The United States will consider a possible free trade agreement (FTA) with the Philippines following a bilateral meeting during the ongoing Association of Southeast Asian Nations Summit, a Cabinet official said.

“[W]e were able to raise to President (Donald) Trump and US delegation the growing trade between the two countries,” Trade Secretary Ramon Lopez told reporters.

Philippine President Rodrigo duterte (2-L) and US President donald Trump (L) hold a bilateral meeting on the sidelines of the 31st association of Southeast asian Nations (aSEaN) Summit and Related Meetings at the Philippine International Convention Center in Manila on November 13, 2017. POOL PHOTO

With the Philippines already enjoying a “little” trade surplus and incentives under the Generalized System of Preferences (GSP) program, he said that they forwarded a “wish to elevate the trade arrangements to start exploring the FTA with the US.”

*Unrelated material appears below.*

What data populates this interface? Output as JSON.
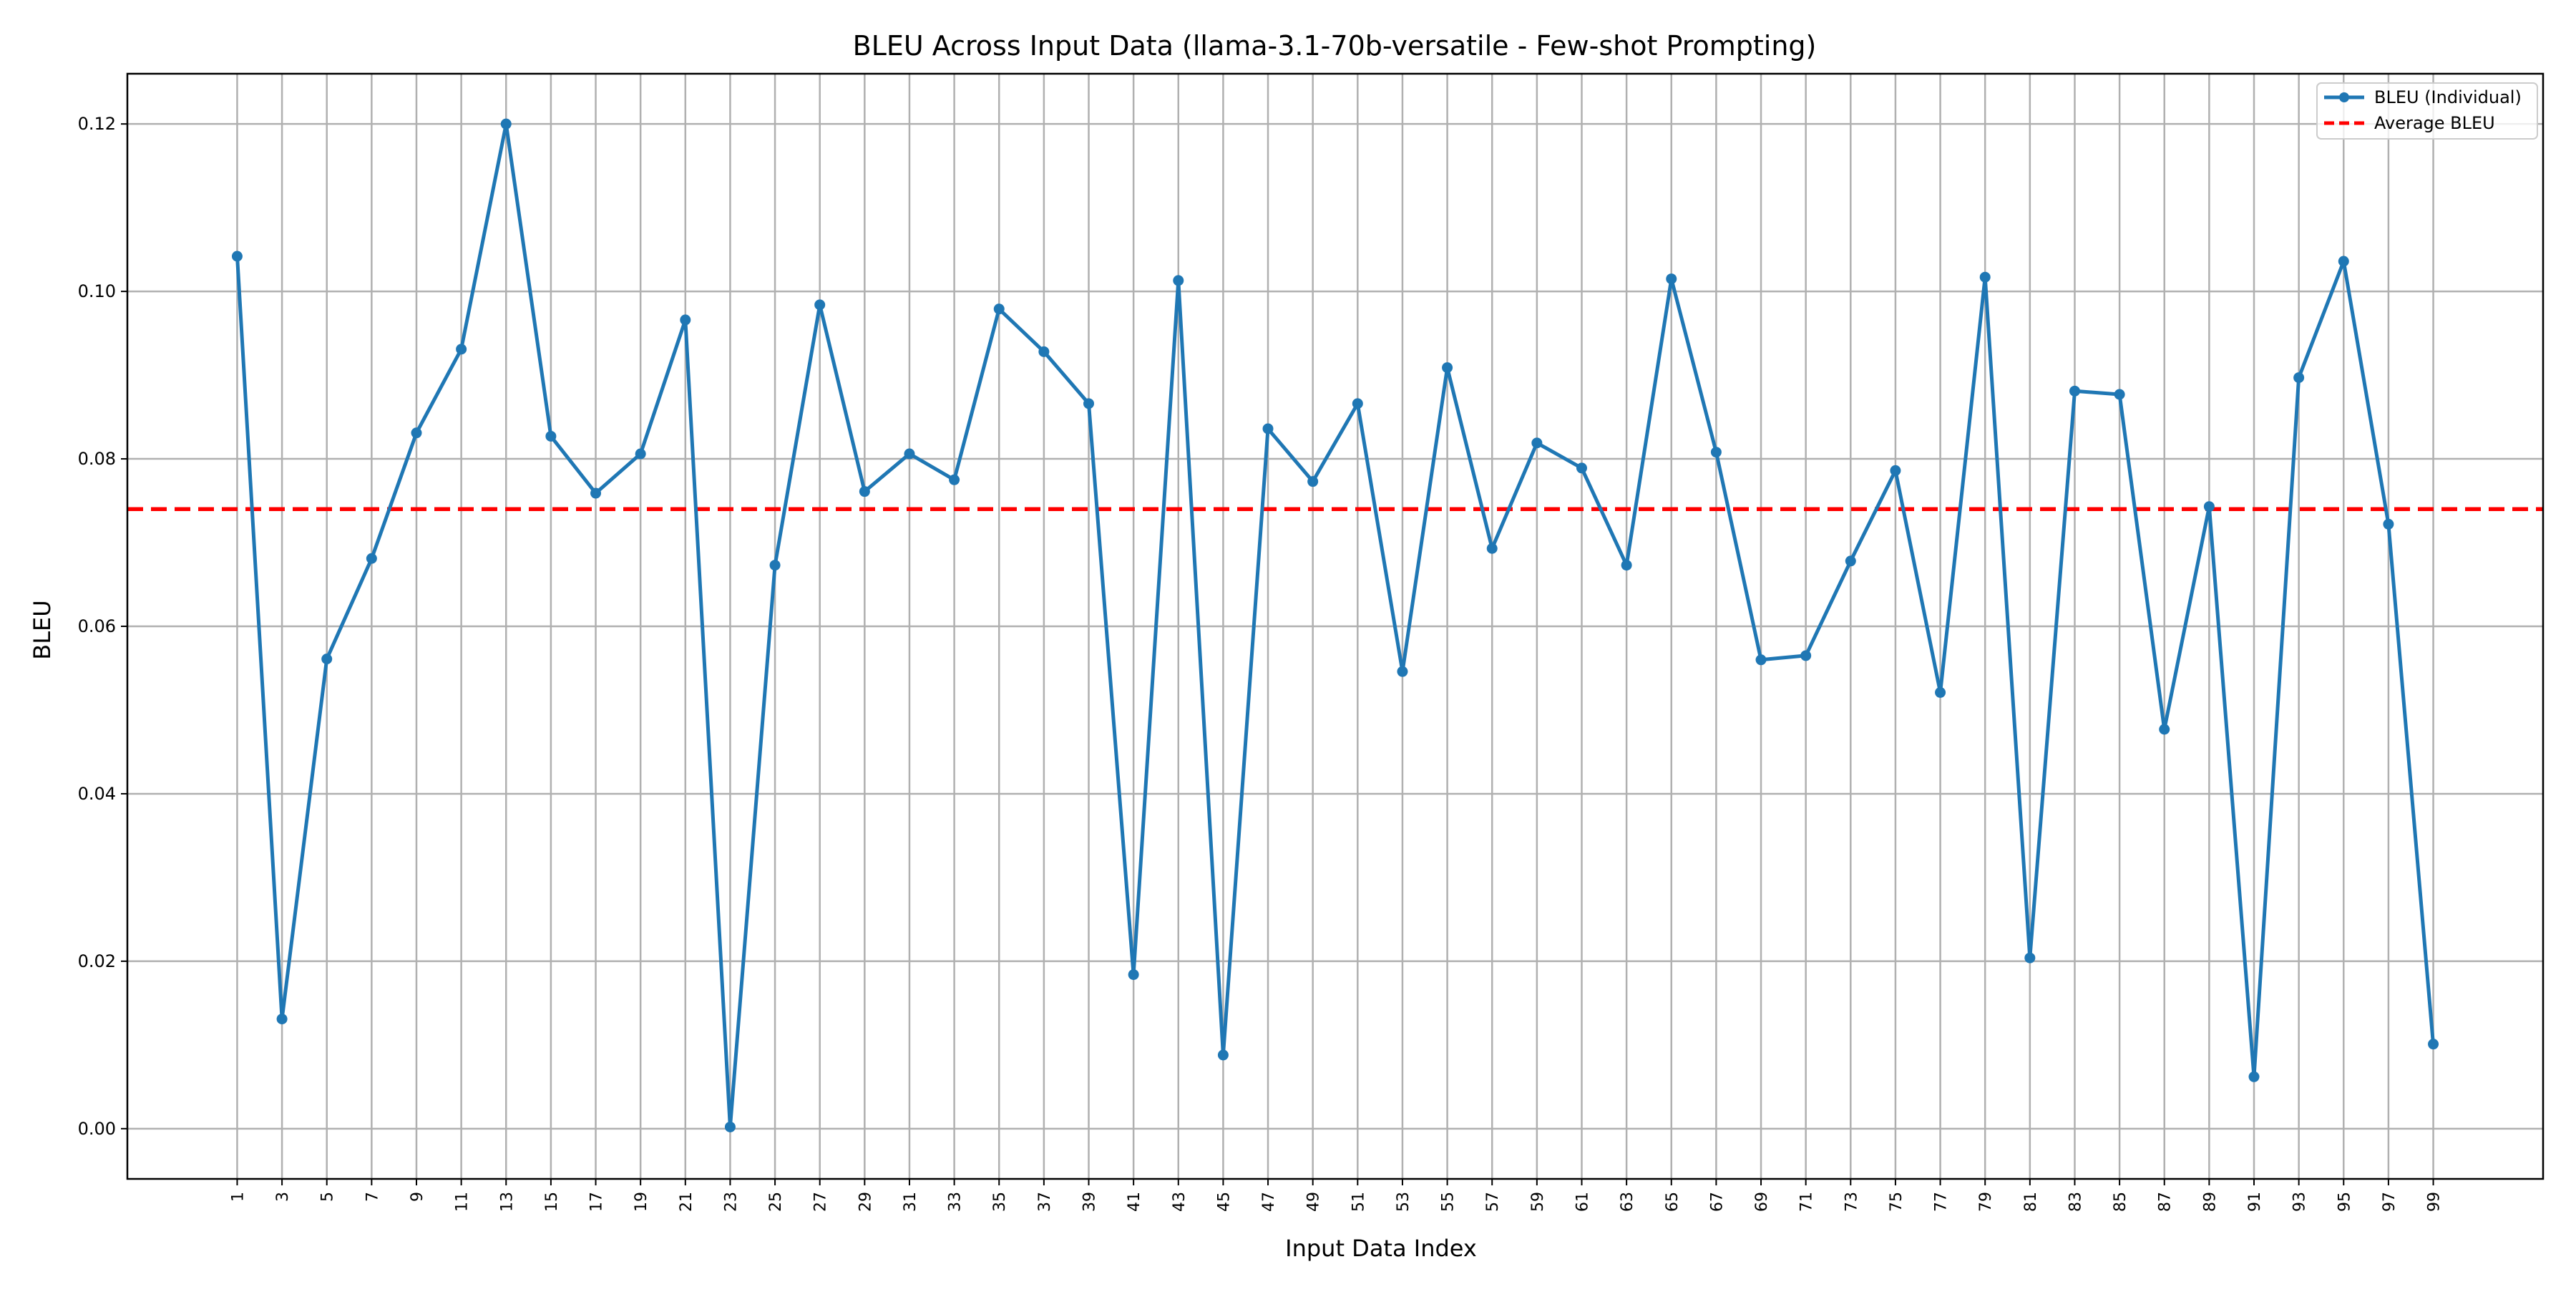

“President Trump welcomed the suggestion and said they will consider exploratory talks,” Lopez announced.

Trade Undersecretary Ceferino Rodolfo earlier this year noted that with the US having dropped out of the proposed Trans-Pacific Partnership, the Philippines’ options with regard to increased access to American consumers were limited to GSP enhancements or an FTA.

Following a bilateral meeting in July, the Office of the US Trade Representative (USTR) said officials had agreed to “foster free, fair and balanced trade” under an existing Trade and Investment Framework Agreement (TIFA).

Lopez in June announced that the USTR had expanded the Philippines GSP privileges to include travel goods such as bags, wallets and backpacks, which would now enjoy zero duty after previously being charged tariffs starting at 6 percent.

Based on latest official data, the US was the country’s top export market in September, accounting for 14.3 percent or $802.6 million of total outbound shipments.

It ranked fourth in terms of imports with a 7.5 percent share or $561.27 million.